The teacher told the students, “We shouldn’t have to live in fear all the time. Once we set about our mission, our fear will leave us.”

And so the teacher set about his mission — so that his fear would leave him, he left to put an end to poverty and prison, to set the school free. The homework for all classes this year is freedom.

This is the lesson the teacher has taught.

Majid Asadi
Gohardasht [Rajai Shahr] Prison
Wednesday, September 26, 2018

Mohammad Habibi Returns to Prison from Hospital without Adequate Medical Care

Human Rights Activists News Agency (HRANA) – On Sunday, August 26, 2018, Mohammad Habibi’s medical leave from prison was cut short when he was returned to detention before receiving adequate care.

The union activist and member of the board of directors of the Teachers’ Union Association of the Province of Tehran was being treated at Imam Khomeini Hospital. He was recently sentenced to a ten-year prison term and 74 lashings.

Sedigheh Pakzamir, a close associate of Habibi, stated in an online post that it took 45 days for prison authorities to act on the order for Habibi to be transferred to an outside medical clinic. When they finally carried out the order — which stipulates that Habibi receive medical attention — he was returned to the prison without receiving any.

Pakzamir added that Habibi is symptomatic for lung and urinary tract infections. As such, the doctor recommended he undergo a battery of specialized medical tests, including a sonography, on Monday.

Fatemeh Saeidi, Member of Iran’s Parliament (representing Tehran) and of the Parliament’s Education and Research Commission, previously stated that Habibi was being held in a ward housing violent criminals, and that a letter outlining his predicament containing a request for his sentence to be reduced was signed by a number of Parliament representatives and addressed to the head of the Judiciary.

On August 4, 2018, Habibi’s attorney Amir Raeisiyan reported that his client was sentenced to ten and a half years’ imprisonment. Given that the maximum cumulative prison sentence for all of Habibi’s charges would be seven and a half years, he cannot be required to serve longer. Habibi was subjected to the additional penalties of 74 lashings, a two-year ban on civic activities, and a two-year travel ban.
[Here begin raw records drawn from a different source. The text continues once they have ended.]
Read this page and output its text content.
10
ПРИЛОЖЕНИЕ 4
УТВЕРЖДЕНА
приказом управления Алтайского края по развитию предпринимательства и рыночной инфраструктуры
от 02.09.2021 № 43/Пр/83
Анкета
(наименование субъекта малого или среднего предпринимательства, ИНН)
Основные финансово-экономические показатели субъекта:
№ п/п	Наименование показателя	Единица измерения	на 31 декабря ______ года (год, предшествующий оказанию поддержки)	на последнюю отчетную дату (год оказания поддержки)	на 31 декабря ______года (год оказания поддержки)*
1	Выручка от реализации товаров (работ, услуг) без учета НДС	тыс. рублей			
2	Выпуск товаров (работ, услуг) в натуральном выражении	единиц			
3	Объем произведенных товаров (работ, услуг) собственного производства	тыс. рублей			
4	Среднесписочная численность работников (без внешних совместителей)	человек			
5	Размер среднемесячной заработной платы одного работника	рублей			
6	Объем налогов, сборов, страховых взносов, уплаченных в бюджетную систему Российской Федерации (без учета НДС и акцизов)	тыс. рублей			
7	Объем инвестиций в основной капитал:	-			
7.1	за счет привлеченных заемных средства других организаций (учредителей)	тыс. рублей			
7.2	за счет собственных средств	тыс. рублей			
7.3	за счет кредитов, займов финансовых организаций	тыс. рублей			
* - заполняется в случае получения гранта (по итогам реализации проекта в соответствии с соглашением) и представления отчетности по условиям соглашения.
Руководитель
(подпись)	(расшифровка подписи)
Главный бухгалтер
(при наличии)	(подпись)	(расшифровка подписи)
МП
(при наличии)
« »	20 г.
Prior to this, the International Trade Union Confederation issued a letter to the Islamic Republic in objection to Habibi’s heavy sentence, demanding his immediate and unconditional release. Education International, a teachers’ union federation, has also protested the verdict and demanded Habibi’s release.

In a statement, the Council for Coordination of Teaching Syndicates protested Habibi’s sentence, calling it a litmus test for the justice meted by the Iranian Judiciary. This council demanded the immediate and unconditional release of Habibi, stating, “It is as if the judge intended with his verdict to put society on guard, sending the message that if you pursue justice, you will face prison and lashings.”
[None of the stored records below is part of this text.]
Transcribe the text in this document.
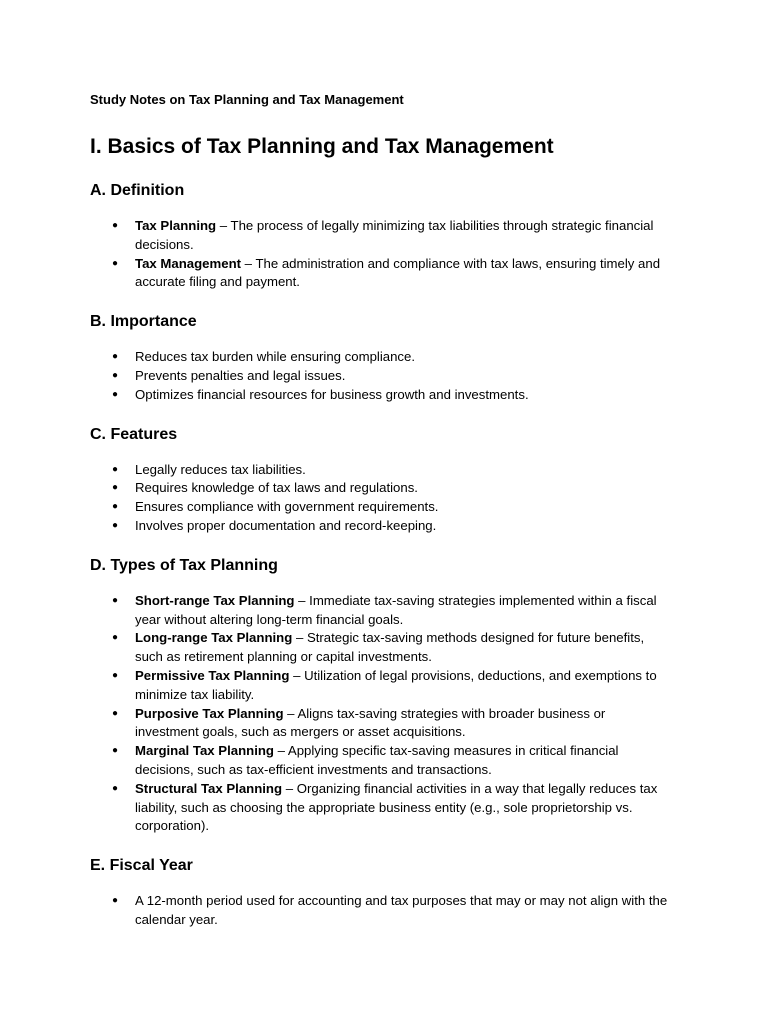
Study Notes on Tax Planning and Tax Management
I. Basics of Tax Planning and Tax Management
A. Definition
● Tax Planning – The process of legally minimizing tax liabilities through strategic financial decisions.
● Tax Management – The administration and compliance with tax laws, ensuring timely and accurate filing and payment.
B. Importance
● Reduces tax burden while ensuring compliance.
● Prevents penalties and legal issues.
● Optimizes financial resources for business growth and investments.
C. Features
● Legally reduces tax liabilities.
● Requires knowledge of tax laws and regulations.
● Ensures compliance with government requirements.
● Involves proper documentation and record-keeping.
D. Types of Tax Planning
● Short-range Tax Planning – Immediate tax-saving strategies implemented within a fiscal year without altering long-term financial goals.
● Long-range Tax Planning – Strategic tax-saving methods designed for future benefits, such as retirement planning or capital investments.
● Permissive Tax Planning – Utilization of legal provisions, deductions, and exemptions to minimize tax liability.
● Purposive Tax Planning – Aligns tax-saving strategies with broader business or investment goals, such as mergers or asset acquisitions.
● Marginal Tax Planning – Applying specific tax-saving measures in critical financial decisions, such as tax-efficient investments and transactions.
● Structural Tax Planning – Organizing financial activities in a way that legally reduces tax liability, such as choosing the appropriate business entity (e.g., sole proprietorship vs. corporation).
E. Fiscal Year
● A 12-month period used for accounting and tax purposes that may or may not align with the calendar year.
On July 16, 2018, over 100 teachers, all alumni of Shahid Rajai University, met with a Mr. Abdi, the Minister of Education’s advisor in Union Affairs, and delivered him a letter in defense of Mohammad Habibi. In the letter, the signatories expressed “great concerns regarding Mr. Habibi’s health”, and requested he be transferred to Evin Prison in accordance with his charges. It also implored the Ministry of Education to pursue the demands of the letter to the furthest degree possible, and to keep the signatories and Habibi’s family abreast of their findings.
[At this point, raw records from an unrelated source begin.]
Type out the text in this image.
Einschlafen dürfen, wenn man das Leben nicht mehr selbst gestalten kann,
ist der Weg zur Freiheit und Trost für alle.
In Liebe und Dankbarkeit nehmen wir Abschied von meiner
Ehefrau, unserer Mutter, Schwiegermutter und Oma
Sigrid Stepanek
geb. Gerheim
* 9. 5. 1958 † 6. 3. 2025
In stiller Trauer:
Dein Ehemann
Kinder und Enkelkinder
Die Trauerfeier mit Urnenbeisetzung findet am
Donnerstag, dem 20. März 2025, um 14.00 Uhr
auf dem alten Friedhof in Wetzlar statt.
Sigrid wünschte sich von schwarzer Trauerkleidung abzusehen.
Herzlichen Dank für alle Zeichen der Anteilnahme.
A letter signed by 6,500 teachers and civil society activists demanding the release of Mohammad Habibi was delivered to Iranian Parliament on July 25, 2018.

On May 10, 2018, the Council for Coordination of Teaching Syndicates urged teachers, be they retired or employed, to assemble in protest across the country. In Tehran, several of those who responded to the call were arrested and transferred to Evin Prison; all but Mr. Habibi were released on bail three days later.
Mohammad Habibi was previously arrested at his place of employment on March 3, 2018 and jailed for 44 days. On April 15, 2018, he was released on a bail of approximately $50,000 USD.

Mohammad Habibi is currently imprisoned in Tehran’s Evin Prison, and according to a letter from his HR office, is no longer receiving his salary.